Abstract

Experiments were conducted with hydrous olivine to investigate the defect responsible for the influence of water (hydrogen structurally incorporated as hydroxyl) on the olivine rheology. Solution–gelation derived Fo90 olivine doped with nominally 0.04–0.1 wt.% TiO2 was first hot-pressed and then deformed in platinum capsules at 300 MPa confining pressure and temperatures from 1200–1350°C. The water content was not buffered so that deformation occurred at water-undersaturated conditions. Due to the enhanced grain growth under hydrous conditions, the samples were at least a factor of three more coarse-grained than their dry counterparts and deformed in powerlaw creep at differential stresses as low as a few tens of MPa.

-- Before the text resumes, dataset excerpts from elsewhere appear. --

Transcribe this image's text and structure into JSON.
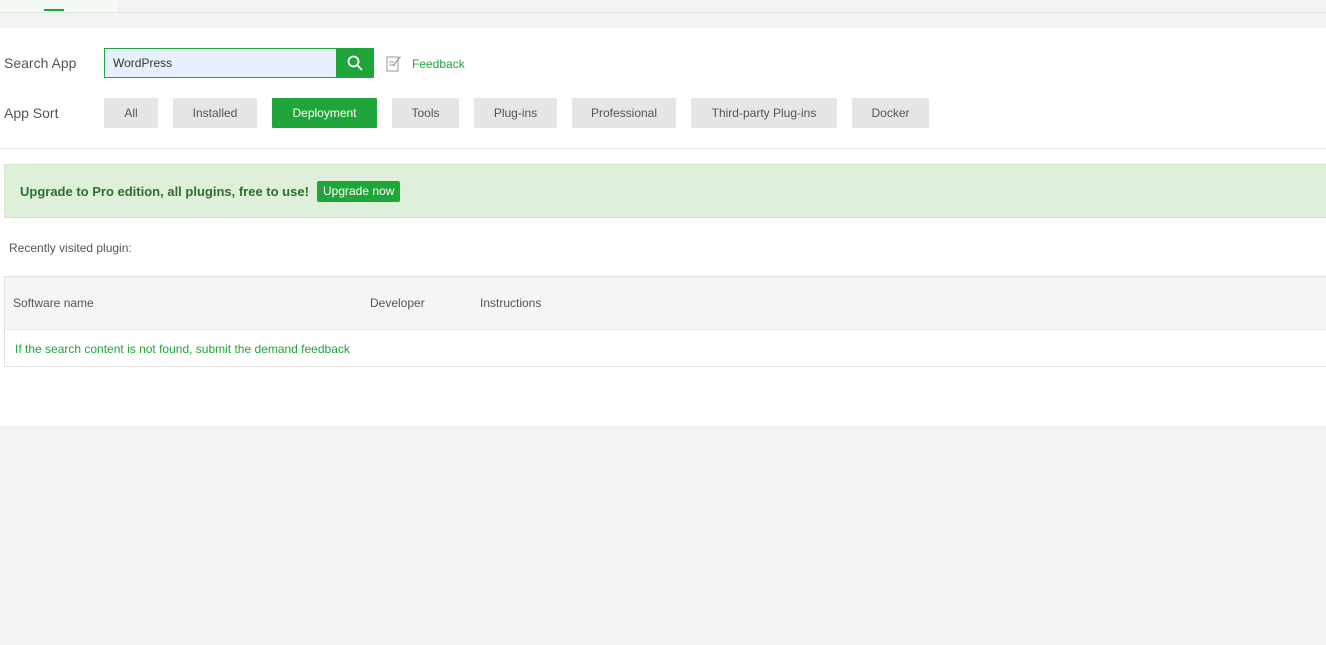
{
  "search": {
    "label": "Search App",
    "value": "WordPress",
    "feedback_label": "Feedback"
  },
  "sort": {
    "label": "App Sort",
    "items": [
      "All",
      "Installed",
      "Deployment",
      "Tools",
      "Plug-ins",
      "Professional",
      "Third-party Plug-ins",
      "Docker"
    ],
    "active": "Deployment"
  },
  "banner": {
    "message": "Upgrade to Pro edition, all plugins, free to use!",
    "button": "Upgrade now"
  },
  "recent": {
    "label": "Recently visited plugin:"
  },
  "table": {
    "columns": [
      "Software name",
      "Developer",
      "Instructions"
    ],
    "empty_message": "If the search content is not found, submit the demand feedback"
  },
  "colors": {
    "accent": "#20a53a",
    "banner_bg": "#def0da",
    "banner_text": "#2f6f2d",
    "page_bg": "#f2f2f2"
  },
  "icons": {
    "search": "search-icon",
    "feedback": "edit-note-icon"
  }
}
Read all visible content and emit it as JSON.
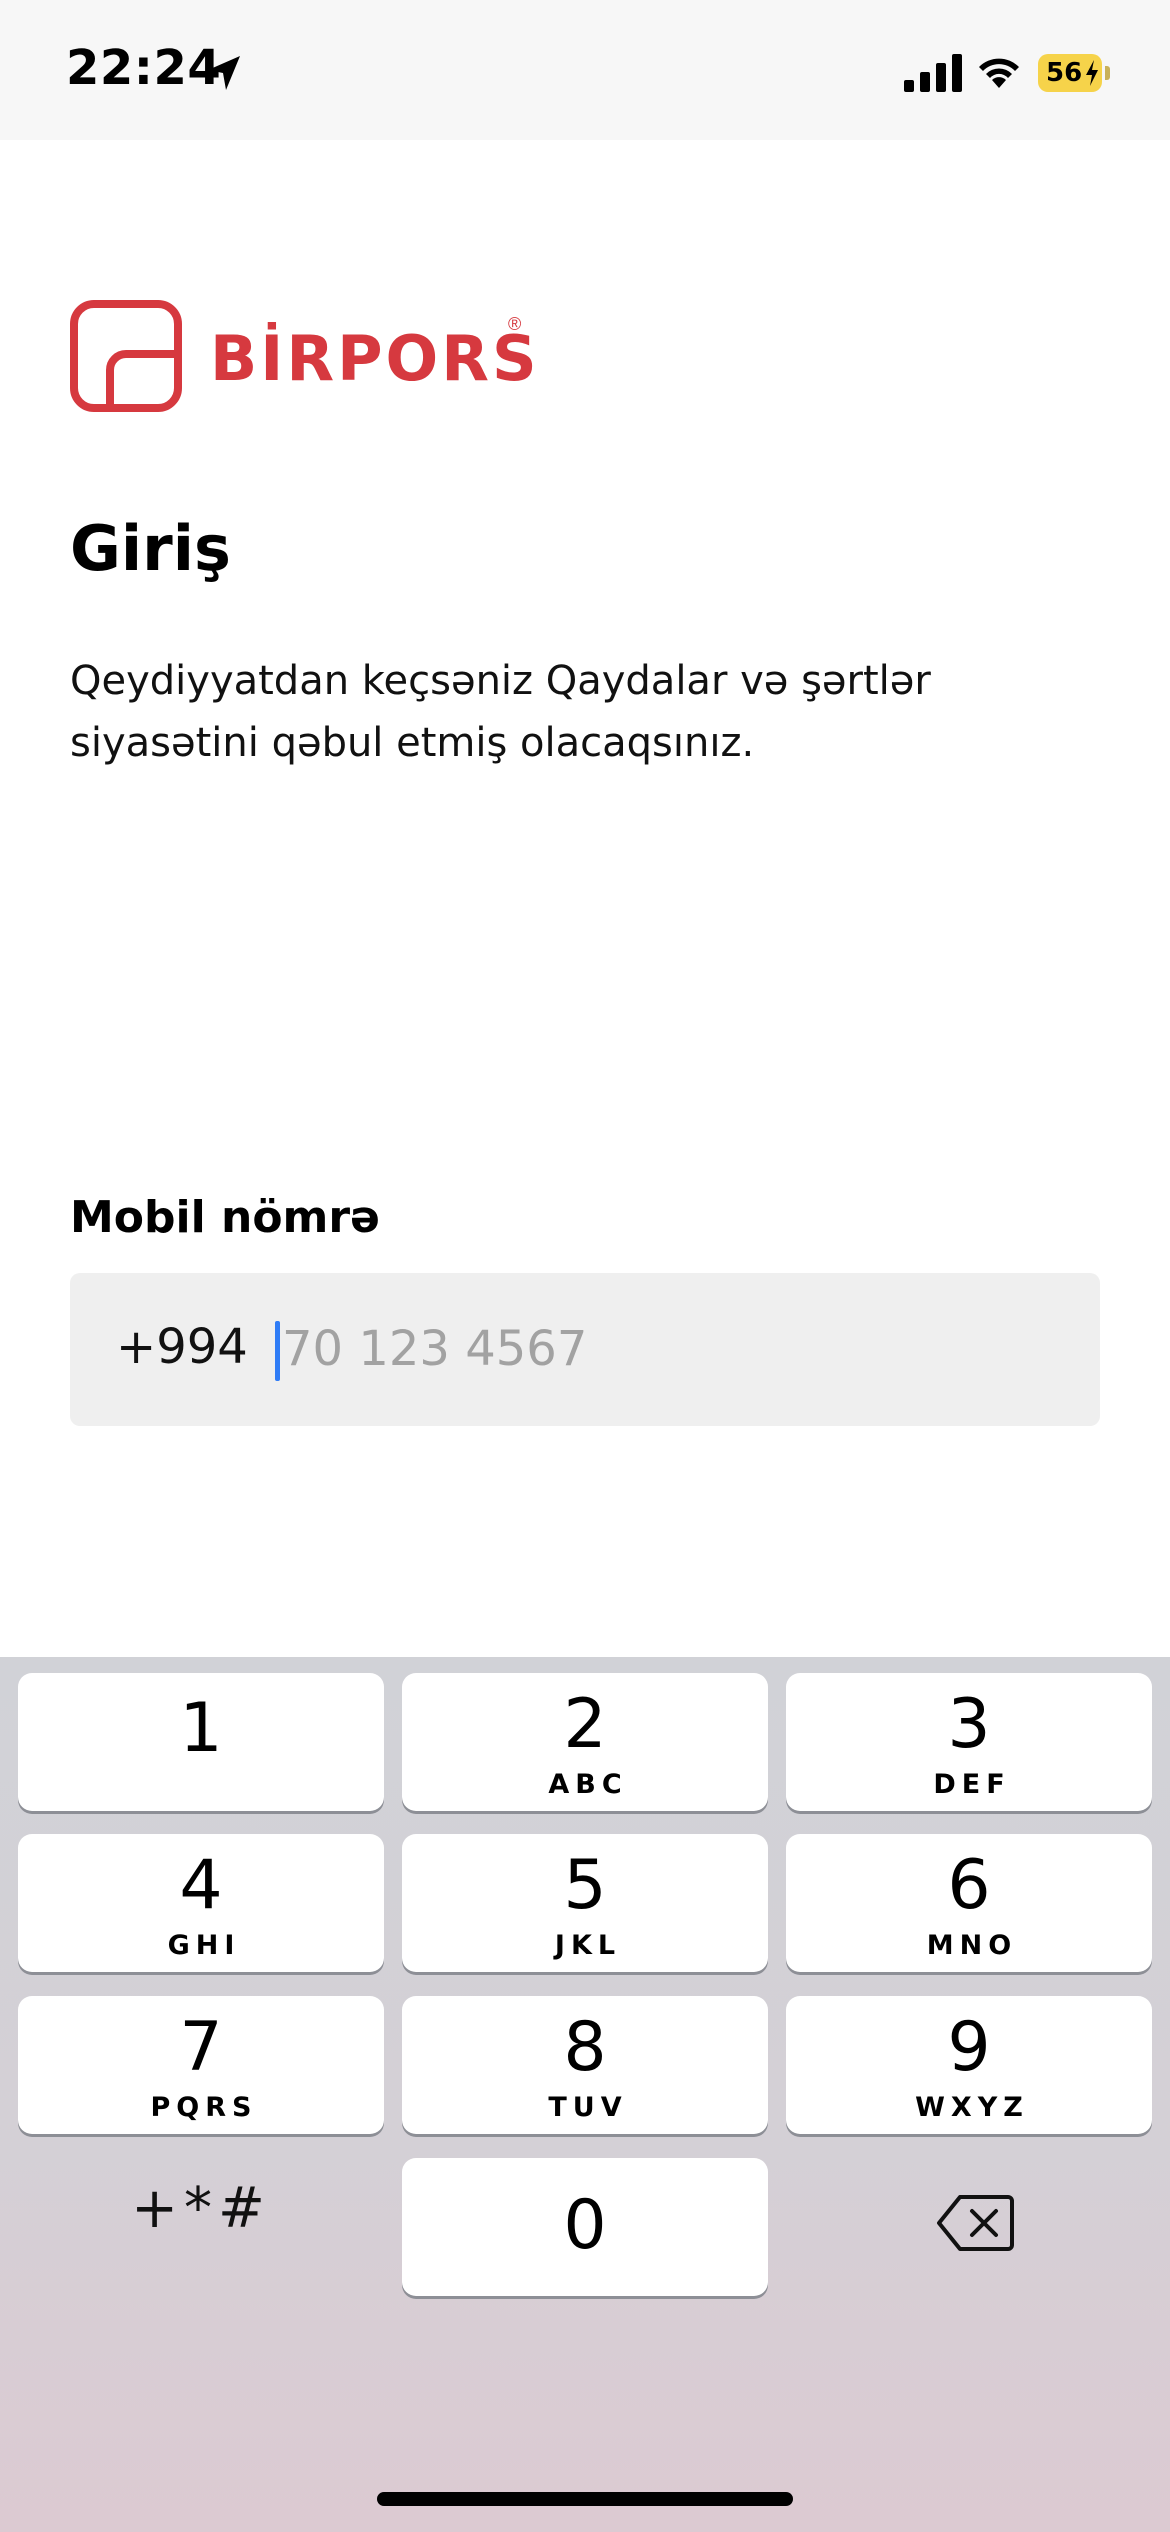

Since all experiments were conducted at the same confining pressure, the essentially linear relationship between strain rate and water content was for the first time determined independently of an activation volume. Infrared spectra are dominated by absorption bands at 3572 and 3525 cm−1. These bands also predominate in infrared spectra of natural olivine, and can only be reproduced experimentally in the presence of titanium. In contrast to the previous interpretation of the hydrous rheology in terms of intrinsic point defects, the experiments show that extrinsic defects (impurities) in natural olivine play the dominant role for water weakening at the water contents expected for most of the upper mantle.